Morgon stopped looking at his hands and thought. He looked at the Grammarian. “In which case, the water is purified, but the solids-mud, particulate matter, animaliculae-remain.”

The Grammarian nodded. “Yes.”

“And so with this working, but there is no warmth. I drank the water to ascertain the effect-whether it was, in fact, purified.” He shook his head. “It certainly tastes like raw bile.”

The Grammarian nodded. “Sensible, in an insane, over-tired way. Have me summoned if you fall sick.” He walked out through the door.

Tancreda shook her head. “You will be sicker than all the sick dogs,” she began.

Mortirmir shivered. But the process was on him-he ignored the lovely Despoina Comnena to pick up the magnifying glass he had used on the manuscript. Instead, he looked at the algae in the glass. Magnified, it was even more horrible.

But his idea bore no fruit. He looked and looked, but there were no malevolent darting shapes living in the weed-or the corpses thereof, which might have justified the expenditure of ops.
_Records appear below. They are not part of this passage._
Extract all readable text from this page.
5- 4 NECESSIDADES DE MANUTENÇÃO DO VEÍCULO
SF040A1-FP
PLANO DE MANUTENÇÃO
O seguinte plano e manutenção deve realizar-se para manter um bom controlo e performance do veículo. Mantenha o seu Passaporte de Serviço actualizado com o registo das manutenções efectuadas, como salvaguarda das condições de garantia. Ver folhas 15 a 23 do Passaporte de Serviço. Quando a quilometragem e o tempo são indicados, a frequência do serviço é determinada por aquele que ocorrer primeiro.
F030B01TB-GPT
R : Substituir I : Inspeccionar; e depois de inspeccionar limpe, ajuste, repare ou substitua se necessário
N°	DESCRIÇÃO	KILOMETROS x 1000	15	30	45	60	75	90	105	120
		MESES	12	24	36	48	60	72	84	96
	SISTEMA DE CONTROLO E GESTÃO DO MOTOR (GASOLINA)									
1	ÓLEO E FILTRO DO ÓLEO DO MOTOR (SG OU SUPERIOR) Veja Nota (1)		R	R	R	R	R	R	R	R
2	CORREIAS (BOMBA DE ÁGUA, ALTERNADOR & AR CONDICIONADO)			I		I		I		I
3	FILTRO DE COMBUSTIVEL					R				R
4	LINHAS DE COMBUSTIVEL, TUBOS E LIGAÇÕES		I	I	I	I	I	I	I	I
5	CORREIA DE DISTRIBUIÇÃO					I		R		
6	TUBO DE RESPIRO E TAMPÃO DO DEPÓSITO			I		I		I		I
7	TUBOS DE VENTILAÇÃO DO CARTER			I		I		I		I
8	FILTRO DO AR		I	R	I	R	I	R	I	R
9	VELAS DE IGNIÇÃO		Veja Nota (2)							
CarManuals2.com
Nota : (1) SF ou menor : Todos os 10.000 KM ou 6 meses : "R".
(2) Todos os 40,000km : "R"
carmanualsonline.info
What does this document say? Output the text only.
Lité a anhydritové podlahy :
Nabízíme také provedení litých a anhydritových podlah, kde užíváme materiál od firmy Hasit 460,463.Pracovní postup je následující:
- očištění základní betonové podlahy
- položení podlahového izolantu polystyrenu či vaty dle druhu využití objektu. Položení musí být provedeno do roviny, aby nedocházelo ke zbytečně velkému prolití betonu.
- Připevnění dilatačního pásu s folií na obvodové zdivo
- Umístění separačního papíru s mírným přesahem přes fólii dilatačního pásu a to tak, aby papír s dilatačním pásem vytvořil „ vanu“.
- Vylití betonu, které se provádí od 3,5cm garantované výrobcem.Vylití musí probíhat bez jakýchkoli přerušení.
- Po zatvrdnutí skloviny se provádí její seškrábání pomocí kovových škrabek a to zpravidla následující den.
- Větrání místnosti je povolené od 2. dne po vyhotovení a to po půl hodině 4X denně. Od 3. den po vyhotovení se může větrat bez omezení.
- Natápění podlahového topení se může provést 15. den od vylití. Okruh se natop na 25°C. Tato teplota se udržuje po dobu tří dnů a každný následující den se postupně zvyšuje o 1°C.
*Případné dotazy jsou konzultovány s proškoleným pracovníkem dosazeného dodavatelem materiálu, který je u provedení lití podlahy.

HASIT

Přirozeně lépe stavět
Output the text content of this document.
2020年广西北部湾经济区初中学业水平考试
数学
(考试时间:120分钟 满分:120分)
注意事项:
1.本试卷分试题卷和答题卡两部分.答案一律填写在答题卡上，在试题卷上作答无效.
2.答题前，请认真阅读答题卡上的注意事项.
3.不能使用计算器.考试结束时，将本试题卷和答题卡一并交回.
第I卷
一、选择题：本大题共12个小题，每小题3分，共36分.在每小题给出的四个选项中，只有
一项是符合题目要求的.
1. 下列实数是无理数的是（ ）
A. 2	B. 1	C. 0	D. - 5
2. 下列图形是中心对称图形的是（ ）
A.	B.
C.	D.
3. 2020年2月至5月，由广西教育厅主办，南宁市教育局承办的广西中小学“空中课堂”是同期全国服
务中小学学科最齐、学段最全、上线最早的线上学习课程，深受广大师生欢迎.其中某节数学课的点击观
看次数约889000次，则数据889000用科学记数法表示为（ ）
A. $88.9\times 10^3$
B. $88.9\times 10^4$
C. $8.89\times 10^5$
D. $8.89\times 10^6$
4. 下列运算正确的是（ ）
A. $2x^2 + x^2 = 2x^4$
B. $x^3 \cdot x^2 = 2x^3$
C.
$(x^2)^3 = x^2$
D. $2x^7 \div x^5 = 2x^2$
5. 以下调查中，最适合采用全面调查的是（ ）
He was two hours into the creation of an enhancement working to create a lens of air when he realized that he knew nothing of lenses.

Tancreda rolled her eyes. “I will go to the library again,” she said. “Why not just ask a glass grinder?”

Morgon slapped his knee. “Brilliant!” he said, and was out the door with neither purse nor cloak.

In the emptiness of his absence, Tancreda turned to her noble brother. “You see why I love him,” she said.

He shrugged. “No. He’s quite mad.” He looked out into the street, where Morgon was running-long legs stretching as if in a sprint in the hippodrome.